Христоня снял котел с дымившейся кашей, пошел к повозке за ложками.
– Что ж отец-то? Сулил церкву построить, да так и не построил? – спросил Степан, дождавшись, пока Христоня вернулся с ложками.
– Дурак ты, Степа, что ж он за уголья, стал быть, строил ба?
– Раз сулил – значится, должен.
– Всчет угольев не было никакого уговору, а клад…
От хохота дрогнул огонь. Христоня поднял от котла простоватую голову и, не разобрав, в чем дело, покрыл голоса остальных густым гоготом.
Аксинью выдали за Степана семнадцати лет. Взяли ее с хутора Дубровки, с той стороны Дона, с песков.
За год до выдачи осенью пахала она в степи, верст за восемь от хутора. Ночью отец ее, пятидесятилетний старик, связал ей треногой руки и изнасиловал.
– Убью, ежели пикнешь слово, а будешь помалкивать – справлю плюшевую кофту и гетры с калошами. Так и помни: убью, ежели что… – пообещал он ей.

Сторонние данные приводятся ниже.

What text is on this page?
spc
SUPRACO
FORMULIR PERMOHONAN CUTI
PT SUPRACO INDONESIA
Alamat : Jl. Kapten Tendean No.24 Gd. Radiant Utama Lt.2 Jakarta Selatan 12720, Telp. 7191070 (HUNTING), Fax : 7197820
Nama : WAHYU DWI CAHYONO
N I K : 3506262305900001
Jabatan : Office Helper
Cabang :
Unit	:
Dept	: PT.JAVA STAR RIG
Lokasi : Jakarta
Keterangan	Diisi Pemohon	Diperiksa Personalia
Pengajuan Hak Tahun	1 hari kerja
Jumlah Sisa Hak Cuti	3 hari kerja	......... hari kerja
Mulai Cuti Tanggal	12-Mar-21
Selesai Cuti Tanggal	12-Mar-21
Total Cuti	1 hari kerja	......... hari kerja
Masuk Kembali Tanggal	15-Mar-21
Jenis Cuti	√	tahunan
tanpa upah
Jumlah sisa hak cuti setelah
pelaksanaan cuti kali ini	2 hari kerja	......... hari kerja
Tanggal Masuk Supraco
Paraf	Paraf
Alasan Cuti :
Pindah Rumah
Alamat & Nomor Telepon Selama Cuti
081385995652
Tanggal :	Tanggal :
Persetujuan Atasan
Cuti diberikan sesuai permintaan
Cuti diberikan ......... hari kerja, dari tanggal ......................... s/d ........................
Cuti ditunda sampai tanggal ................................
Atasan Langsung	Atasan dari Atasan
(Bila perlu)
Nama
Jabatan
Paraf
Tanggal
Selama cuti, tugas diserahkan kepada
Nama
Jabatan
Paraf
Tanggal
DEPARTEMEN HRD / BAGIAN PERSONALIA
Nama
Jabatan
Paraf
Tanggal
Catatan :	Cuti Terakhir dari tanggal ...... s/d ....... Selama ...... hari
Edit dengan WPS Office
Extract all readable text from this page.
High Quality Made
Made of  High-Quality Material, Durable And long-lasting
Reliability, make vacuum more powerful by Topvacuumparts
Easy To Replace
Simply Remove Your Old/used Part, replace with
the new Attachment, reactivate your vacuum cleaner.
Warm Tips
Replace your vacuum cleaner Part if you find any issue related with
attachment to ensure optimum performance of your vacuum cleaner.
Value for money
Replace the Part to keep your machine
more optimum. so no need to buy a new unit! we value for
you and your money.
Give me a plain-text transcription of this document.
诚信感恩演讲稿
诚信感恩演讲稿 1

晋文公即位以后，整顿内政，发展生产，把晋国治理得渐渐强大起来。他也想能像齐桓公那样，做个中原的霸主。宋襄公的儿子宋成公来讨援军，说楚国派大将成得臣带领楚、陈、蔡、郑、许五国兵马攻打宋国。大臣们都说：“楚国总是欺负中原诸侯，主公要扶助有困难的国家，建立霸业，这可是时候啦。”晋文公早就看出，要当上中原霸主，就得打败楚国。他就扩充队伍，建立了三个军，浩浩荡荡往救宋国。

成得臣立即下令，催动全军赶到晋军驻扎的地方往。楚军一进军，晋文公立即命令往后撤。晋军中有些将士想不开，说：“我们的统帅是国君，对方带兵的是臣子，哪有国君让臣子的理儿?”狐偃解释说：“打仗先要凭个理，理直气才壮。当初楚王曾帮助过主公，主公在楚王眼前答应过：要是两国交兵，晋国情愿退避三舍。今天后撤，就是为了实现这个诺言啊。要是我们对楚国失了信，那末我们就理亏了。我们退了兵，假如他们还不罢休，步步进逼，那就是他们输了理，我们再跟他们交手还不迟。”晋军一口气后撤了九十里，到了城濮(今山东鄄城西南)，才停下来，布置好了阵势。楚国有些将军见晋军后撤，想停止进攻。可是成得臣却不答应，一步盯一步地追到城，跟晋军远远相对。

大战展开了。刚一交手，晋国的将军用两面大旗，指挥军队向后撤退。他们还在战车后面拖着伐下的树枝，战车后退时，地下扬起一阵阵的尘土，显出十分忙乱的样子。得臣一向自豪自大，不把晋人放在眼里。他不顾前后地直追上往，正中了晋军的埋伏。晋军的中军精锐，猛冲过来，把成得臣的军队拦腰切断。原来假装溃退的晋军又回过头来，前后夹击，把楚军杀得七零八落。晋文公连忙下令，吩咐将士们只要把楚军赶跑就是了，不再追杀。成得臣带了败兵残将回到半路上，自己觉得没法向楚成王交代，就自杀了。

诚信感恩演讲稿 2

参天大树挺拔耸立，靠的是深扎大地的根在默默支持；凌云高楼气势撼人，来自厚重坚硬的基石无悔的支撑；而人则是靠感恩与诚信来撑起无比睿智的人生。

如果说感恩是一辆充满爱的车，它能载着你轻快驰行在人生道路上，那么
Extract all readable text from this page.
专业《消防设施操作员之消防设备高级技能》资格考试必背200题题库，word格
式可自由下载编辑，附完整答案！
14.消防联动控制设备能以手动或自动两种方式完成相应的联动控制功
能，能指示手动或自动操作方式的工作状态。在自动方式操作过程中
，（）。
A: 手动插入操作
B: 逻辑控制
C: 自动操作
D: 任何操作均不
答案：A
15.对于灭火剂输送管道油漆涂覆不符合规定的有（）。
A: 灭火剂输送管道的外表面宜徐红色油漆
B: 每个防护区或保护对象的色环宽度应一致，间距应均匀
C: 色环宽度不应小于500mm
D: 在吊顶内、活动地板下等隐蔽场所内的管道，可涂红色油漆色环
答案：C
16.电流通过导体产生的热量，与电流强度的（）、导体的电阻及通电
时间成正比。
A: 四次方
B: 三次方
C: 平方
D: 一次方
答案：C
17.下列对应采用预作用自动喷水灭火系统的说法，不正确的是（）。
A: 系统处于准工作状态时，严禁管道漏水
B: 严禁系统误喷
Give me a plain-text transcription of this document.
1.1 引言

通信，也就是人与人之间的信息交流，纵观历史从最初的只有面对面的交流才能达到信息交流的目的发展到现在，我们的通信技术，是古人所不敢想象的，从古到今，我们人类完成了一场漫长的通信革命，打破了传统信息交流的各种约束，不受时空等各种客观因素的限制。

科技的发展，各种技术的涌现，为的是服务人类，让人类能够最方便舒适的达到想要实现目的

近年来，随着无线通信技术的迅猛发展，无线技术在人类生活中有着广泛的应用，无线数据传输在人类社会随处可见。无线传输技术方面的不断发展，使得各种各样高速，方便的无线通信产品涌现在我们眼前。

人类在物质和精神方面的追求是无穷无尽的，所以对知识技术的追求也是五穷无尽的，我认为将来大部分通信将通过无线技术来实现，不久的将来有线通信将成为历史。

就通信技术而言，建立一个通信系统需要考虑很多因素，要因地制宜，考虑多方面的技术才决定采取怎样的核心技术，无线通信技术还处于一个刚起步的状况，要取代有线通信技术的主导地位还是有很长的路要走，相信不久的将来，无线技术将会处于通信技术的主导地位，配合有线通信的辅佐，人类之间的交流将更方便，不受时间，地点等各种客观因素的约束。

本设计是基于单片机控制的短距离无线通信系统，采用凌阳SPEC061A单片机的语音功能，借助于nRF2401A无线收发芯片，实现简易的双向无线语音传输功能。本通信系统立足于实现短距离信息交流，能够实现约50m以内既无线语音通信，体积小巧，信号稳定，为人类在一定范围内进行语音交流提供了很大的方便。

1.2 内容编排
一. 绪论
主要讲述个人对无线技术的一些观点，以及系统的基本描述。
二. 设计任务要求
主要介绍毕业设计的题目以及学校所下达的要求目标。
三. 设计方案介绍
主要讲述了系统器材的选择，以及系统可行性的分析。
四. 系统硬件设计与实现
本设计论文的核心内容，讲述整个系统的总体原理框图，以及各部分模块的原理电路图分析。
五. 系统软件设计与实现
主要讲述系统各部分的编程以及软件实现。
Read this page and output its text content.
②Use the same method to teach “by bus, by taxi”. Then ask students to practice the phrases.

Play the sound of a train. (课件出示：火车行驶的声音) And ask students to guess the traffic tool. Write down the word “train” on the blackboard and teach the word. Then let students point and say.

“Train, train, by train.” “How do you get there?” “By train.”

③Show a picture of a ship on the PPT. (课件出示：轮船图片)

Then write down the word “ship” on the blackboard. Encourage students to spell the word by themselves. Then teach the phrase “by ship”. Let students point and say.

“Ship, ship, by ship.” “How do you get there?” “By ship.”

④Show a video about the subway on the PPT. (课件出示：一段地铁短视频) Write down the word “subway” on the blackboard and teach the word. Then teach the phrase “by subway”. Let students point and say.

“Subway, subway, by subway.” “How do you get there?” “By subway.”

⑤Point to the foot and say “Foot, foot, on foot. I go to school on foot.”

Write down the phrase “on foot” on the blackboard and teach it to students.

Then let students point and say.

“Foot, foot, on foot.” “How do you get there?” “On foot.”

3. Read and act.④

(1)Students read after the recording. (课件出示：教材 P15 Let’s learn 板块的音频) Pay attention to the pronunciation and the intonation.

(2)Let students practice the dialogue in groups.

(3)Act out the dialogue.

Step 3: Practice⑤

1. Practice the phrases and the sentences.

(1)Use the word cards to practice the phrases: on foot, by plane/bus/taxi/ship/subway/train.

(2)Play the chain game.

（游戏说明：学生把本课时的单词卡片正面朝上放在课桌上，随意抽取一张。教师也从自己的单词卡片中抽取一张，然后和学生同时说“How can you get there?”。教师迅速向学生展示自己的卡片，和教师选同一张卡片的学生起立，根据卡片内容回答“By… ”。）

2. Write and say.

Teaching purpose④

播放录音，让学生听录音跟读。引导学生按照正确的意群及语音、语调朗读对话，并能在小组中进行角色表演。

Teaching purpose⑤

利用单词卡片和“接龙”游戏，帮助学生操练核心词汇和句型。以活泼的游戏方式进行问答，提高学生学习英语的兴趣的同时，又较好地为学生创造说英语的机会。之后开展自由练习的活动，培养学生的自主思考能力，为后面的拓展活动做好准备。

Ночью, в одной изорванной исподнице, прибежала Аксинья в хутор. Валяясь в ногах у матери, давясь рыданиями, рассказывала… Мать и старший брат, атаманец, только что вернувшийся со службы, запрягли в бричку лошадей, посадили с собой Аксинью и поехали туда, к отцу. За восемь верст брат чуть не запалил лошадей. Отца нашли возле стана. Пьяный, спал он на разостланном зипуне, около валялась порожняя бутылка из-под водки. На глазах у Аксиньи брат отцепил от брички барок, ногами поднял спящего отца, что-то коротко спросил у него и ударил окованным барком старика в переносицу. Вдвоем с матерью били его часа полтора. Всегда смирная, престарелая мать исступленно дергала на обеспамятевшем муже волосы, брат старался ногами. Аксинья лежала под бричкой, укутав голову, молча тряслась… Перед светом привезли старика домой. Он жалобно мычал, шарил по горнице глазами, отыскивая спрятавшуюся Аксинью. Из оторванного уха его стекала на подушку кровь. Ввечеру он помер. Людям сказали, что пьяный упал с арбы и убился.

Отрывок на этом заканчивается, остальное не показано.